Sechs Jahre hat Modan an der Umsetzung der Geschichte mit den 270 gezeichneten Seiten für „Tunnel“ laut eigenen Angaben gearbeitet. Die 1966 in Tel Aviv geborene Autorin lehrt an der Jerusalemer Bezalel-Akademie für Kunst und Design. Für ihre teilweise autobiografisch motivierten Graphic Novels „Blutspuren“ und „Das Erbe“ wurde sie international ausgezeichnet.
Individuelle Geschichte
Modan ist bekannt dafür, dass sie sich viel Zeit für Entwicklung und Umsetzung ihrer Geschichten lässt. Sie handeln dabei durchaus von „harten“ Stoffen wie der Schoah („Das Erbe“), dem Konflikt mit den Palästinensern („Blutspuren“). Aber aus einer indirekten Perspektive, die Geschichte eher über Individuen und deren Alltags- und Beziehungsleben skizziert.
Auf Deutsch liegt auch ein fantastisches Kinderbuch von ihr vor. „Ketchup für die Königin“, 2013 im Kunstmann Verlag erschienen. Darin lösen sich klassische Vater-Kind-Erziehungsprobleme sehr entspannt auf.

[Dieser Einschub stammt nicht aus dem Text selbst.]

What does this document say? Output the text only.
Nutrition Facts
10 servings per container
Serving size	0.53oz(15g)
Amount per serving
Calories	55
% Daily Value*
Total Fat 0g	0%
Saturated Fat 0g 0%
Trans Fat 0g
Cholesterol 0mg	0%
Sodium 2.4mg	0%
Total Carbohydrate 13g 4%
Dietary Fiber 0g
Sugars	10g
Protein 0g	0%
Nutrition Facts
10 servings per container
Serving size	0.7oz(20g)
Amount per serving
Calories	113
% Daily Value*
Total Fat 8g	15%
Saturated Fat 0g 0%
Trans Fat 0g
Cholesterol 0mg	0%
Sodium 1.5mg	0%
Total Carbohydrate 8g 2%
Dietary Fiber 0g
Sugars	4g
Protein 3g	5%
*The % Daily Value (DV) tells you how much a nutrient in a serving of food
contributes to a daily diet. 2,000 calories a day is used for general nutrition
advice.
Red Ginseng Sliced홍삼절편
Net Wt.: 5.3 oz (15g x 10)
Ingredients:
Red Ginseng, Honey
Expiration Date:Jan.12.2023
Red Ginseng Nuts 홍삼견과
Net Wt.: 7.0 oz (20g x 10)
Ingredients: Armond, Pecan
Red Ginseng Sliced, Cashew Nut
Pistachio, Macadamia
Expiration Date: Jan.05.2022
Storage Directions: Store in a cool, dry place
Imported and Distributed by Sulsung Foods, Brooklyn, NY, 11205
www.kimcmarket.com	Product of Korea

Nach Arbeitsweise und Vorbildern befragt, nennt die israelische Autorin neben Hergé oder Art Spiegelman auch Winsor McCay. Der war ein berühmter Comicautor („Little Nemo in Slumberland“) und ein Pionier des frühen amerikanischen Zeichentrickfilms. Auch Modan nutzt für ihre Zeichen- und Erzähltechnik verschiedene Darstellungskünste.
Mit Schauspielern erprobt
Nachdem sie das Szenario einer Geschichte entworfen hat, spielt sie es mit Schauspielern zunächst durch. Sie lässt sich von Darsteller:innen, deren Improvisationen und Körpersprachen inspirieren und zeichnet auch nach den so gewonnenen Videosequenzen und Fotos. Ebenso fotografiert sie mögliche Handlungsschauplätze.
Das Ergebnis ist faszinierend. Modan schafft es trotz der Komplexität ihrer Geschichten und aller Liebe zu Details, unterhaltsam und lebendig zu erzählen. Mit klarem Strich und wenigen Mitteln kreiert sie unglaublich schlüssig wirkende Figuren. Ein produktiver Mix aus dokumentarischer Recherche und künstlerisch erweiterten Prinzip.
In den geheimen Tunneln unter den Grenzanlagen lässt Modan die unterschiedlichen Parteien aufeinander treffen. Alles Tragische hat auch eine komische Seite. Wäre die Welt ein wenig mehr nach Modans Wille und Vorstellung geprägt, sie wäre eine andere – wenn auch nicht gänzlich.